WRT LPDDR and HBM total performance there is a nuance here. HBM has a very real advantage but
@leman is correct that you can build LPDDR with the same bandwidth as HBM3e, but there's a significant catch. Let's start with "can you do it?". Yes. You can see from above an LPDDR5x memory system like the M4 Max which has a 512bit bus delivers around half the bandwidth of an HBM3e stack which has a 1024bit bus (540GB/s vs 1.2TB/s) - so LPDDR5x on the same bus size would deliver very similar performance 1.08 TB/s vs 1.2 TB/s. Okay the HBM is better but not by much and LPDDR6 probably catches up if not surpasses it on the same bus size. (HBM3/HBM3e data rate per pin is about 6.4/9.8Gbps while LPDDR5/6 is about 8.5/10.6Gbps).
So let's reverse my question from earlier, why use HBM at all if it is so expensive and the bandwidth gains seemingly so minor? In addition to my suspicion that HBM is slightly more power efficient at those bandwidths it is because I've left out a really important detail - space. To fill a 1024bit bus with LPDDR5X modules requires 16 such modules - that not only takes up a lot of room, but even worse, just like the minimum HBM stack size is no use for smaller chips, the minimum LPDDR5X module with full bandwidth I believe is 6GB. (I believe 2GB modules are offered but at reduced bandwidth, single data package/rank, while the minimum Apple offers at the max bandwidth is 6GB and I
think that is indeed it). Let's assume it is 6GB. That means in order to provide 1.08TB/s of bandwidth from LPDDR5x you would have to have a minimum of 96GB of RAM from 16 modules. HBM3e can provide that level of bandwidth in a single stack of 24GB. That's the HBM advantage and why people build with it.
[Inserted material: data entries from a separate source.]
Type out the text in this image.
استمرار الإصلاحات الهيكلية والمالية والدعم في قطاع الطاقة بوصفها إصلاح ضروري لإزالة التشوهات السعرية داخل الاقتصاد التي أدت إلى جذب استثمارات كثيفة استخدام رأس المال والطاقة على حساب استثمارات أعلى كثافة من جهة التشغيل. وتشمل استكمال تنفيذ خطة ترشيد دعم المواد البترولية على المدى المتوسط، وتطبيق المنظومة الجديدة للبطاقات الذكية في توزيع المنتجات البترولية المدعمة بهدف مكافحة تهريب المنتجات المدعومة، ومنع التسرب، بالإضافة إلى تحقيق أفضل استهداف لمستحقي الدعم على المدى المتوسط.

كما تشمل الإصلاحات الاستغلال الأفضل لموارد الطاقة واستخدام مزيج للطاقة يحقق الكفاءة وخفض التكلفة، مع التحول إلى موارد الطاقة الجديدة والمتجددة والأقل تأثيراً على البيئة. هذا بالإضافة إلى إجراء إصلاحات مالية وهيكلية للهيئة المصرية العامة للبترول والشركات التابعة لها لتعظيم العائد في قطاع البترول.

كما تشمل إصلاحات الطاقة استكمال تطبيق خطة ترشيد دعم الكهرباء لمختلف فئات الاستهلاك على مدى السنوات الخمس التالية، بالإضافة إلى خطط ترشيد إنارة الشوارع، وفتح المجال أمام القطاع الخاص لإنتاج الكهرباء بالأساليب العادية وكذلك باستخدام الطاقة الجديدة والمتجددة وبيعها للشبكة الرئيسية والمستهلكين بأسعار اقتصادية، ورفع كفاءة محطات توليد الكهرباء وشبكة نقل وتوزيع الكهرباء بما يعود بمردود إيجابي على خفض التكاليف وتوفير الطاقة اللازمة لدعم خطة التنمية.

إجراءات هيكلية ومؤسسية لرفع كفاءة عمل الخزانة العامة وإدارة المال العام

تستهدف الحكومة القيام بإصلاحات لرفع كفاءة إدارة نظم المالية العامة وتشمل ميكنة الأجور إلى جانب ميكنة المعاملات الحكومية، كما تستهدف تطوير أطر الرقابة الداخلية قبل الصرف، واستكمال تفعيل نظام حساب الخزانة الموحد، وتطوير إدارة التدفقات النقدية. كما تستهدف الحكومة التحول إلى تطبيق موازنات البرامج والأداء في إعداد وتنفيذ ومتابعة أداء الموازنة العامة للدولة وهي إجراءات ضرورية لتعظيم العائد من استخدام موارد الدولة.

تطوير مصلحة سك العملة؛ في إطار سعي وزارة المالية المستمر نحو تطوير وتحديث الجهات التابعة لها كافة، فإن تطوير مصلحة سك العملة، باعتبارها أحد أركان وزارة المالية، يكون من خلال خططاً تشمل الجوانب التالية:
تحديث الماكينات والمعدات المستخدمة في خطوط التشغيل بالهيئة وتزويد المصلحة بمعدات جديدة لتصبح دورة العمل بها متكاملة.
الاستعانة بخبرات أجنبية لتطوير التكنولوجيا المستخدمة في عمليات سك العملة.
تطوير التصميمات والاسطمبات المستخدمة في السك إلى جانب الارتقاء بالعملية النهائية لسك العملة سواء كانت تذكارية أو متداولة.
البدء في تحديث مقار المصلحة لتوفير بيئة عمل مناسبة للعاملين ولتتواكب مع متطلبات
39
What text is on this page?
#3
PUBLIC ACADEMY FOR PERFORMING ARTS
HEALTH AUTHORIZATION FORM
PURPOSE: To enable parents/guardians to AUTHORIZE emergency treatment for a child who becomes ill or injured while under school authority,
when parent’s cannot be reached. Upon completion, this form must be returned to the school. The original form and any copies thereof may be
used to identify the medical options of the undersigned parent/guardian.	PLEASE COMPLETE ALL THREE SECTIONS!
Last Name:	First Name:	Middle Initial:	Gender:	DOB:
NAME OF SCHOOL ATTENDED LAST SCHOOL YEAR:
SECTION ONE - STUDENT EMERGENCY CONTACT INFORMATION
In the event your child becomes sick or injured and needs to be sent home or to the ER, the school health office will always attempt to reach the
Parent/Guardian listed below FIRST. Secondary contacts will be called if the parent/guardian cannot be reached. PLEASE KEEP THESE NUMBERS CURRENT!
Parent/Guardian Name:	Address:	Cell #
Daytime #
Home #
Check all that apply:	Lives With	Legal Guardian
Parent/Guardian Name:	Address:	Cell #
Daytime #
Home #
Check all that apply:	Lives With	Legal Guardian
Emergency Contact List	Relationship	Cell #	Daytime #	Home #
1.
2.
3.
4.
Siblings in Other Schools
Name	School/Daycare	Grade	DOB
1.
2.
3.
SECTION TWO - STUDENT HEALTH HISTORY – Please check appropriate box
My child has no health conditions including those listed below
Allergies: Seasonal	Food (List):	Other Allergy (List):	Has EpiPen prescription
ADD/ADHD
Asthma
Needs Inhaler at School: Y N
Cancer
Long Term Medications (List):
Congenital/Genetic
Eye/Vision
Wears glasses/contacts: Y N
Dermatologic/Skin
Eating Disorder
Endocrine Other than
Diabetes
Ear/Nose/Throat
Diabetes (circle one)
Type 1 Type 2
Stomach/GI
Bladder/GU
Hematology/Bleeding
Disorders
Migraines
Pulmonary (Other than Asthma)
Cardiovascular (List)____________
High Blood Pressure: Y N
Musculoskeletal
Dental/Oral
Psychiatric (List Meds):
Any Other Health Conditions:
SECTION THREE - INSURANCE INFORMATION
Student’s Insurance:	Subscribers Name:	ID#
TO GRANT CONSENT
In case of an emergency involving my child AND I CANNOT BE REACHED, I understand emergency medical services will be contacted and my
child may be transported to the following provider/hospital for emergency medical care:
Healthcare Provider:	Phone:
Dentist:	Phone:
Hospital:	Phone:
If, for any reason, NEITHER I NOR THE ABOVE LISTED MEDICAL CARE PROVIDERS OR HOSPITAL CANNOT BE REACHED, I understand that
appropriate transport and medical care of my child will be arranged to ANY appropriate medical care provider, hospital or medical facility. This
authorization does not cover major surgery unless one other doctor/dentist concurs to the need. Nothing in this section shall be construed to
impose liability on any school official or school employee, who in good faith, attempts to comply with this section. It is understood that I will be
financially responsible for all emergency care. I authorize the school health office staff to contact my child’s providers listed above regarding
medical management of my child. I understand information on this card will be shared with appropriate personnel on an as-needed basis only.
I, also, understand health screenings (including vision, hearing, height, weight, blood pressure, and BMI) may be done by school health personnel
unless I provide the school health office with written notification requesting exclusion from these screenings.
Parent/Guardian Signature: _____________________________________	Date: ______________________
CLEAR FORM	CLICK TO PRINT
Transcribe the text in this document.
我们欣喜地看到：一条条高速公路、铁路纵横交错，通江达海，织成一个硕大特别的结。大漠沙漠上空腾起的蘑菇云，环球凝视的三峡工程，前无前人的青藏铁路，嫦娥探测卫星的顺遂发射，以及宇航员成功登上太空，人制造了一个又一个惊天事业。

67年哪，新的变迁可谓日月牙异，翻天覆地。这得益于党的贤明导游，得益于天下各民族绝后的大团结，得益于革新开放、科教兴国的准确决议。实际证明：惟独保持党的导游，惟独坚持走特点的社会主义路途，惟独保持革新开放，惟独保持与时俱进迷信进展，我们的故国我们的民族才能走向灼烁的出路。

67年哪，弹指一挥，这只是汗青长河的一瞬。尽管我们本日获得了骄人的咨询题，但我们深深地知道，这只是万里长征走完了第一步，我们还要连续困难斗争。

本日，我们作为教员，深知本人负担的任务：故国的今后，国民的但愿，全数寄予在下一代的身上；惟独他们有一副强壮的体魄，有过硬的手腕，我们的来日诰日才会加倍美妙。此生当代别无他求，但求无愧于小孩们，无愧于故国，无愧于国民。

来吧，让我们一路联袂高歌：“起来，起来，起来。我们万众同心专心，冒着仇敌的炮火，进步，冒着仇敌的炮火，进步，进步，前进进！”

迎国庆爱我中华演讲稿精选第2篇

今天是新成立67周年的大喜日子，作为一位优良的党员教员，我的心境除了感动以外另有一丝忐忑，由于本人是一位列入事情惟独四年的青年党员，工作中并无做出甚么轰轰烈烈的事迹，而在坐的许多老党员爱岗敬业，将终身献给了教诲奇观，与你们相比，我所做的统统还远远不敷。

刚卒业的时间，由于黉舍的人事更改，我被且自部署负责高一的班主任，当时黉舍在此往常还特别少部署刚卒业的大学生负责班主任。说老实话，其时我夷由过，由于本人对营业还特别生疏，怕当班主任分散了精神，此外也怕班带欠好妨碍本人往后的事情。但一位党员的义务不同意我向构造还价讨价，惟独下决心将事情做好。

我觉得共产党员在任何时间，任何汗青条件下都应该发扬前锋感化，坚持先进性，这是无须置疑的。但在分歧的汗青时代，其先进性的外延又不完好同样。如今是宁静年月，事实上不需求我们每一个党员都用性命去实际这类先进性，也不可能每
So you can in theory build an LPDDR system with as much bandwidth as an HBM3e system, as long as you are willing to provide that much more base RAM and pay the cost in package size. So in theory if Apple wanted to provide 5TB/s (matching Grace Hopper but Blackwell) levels of bandwidth - the system would have to have a minimum 480GB of LPDDR RAM - this isn't completely crazy as Grace Hopper in fact comes with that amount of LPDDR memory on top of the 100+GB of HBM3/e memory (Nvidia uses a smaller LPDDR bus size since it is feeding the CPU, it doesn't need that level of bandwidth, GH's CPU bandwidth is 500GB/s as opposed to 5TB/s). However, as per my arguments in the rest of the thread, I'm not sure Apple will be building an individual chip quite that size to be honest and I'm not sure how you would distribute that over interconnects or even what Apple's interconnect speed will be. Also, how $costs compare at that point to just using HBM I'm not sure and might depend on whether or not you are measuring $/GB or $/TB/s. My suspicion is that LPDDR would be much better in $/GB but worse in $/TB/s. Further, I'm not sure if there are limits to how many LPDDR modules/HBM stacks are possible in a single system or if the limit is just space and money.
*****
As an aside, this (which I assume is still in the development stage) looks intriguing:
en.wikipedia.org
HBM-PIM
In February 2021,
Samsung announced the development of HBM with processing-in-memory (PIM). This new memory brings AI computing capabilities inside the memory, to increase the large-scale processing of data. A DRAM-optimised AI engine is placed inside each memory bank to enable parallel processing and minimise data movement. Samsung claims this will deliver twice the system performance and reduce energy consumption by more than 70%, while not requiring any hardware or software changes to the rest of the system.
[49]
Aye, there is a lot of cool stuff about doing in-memory computation. That's beyond me, but people seem excited by some of the possibilities.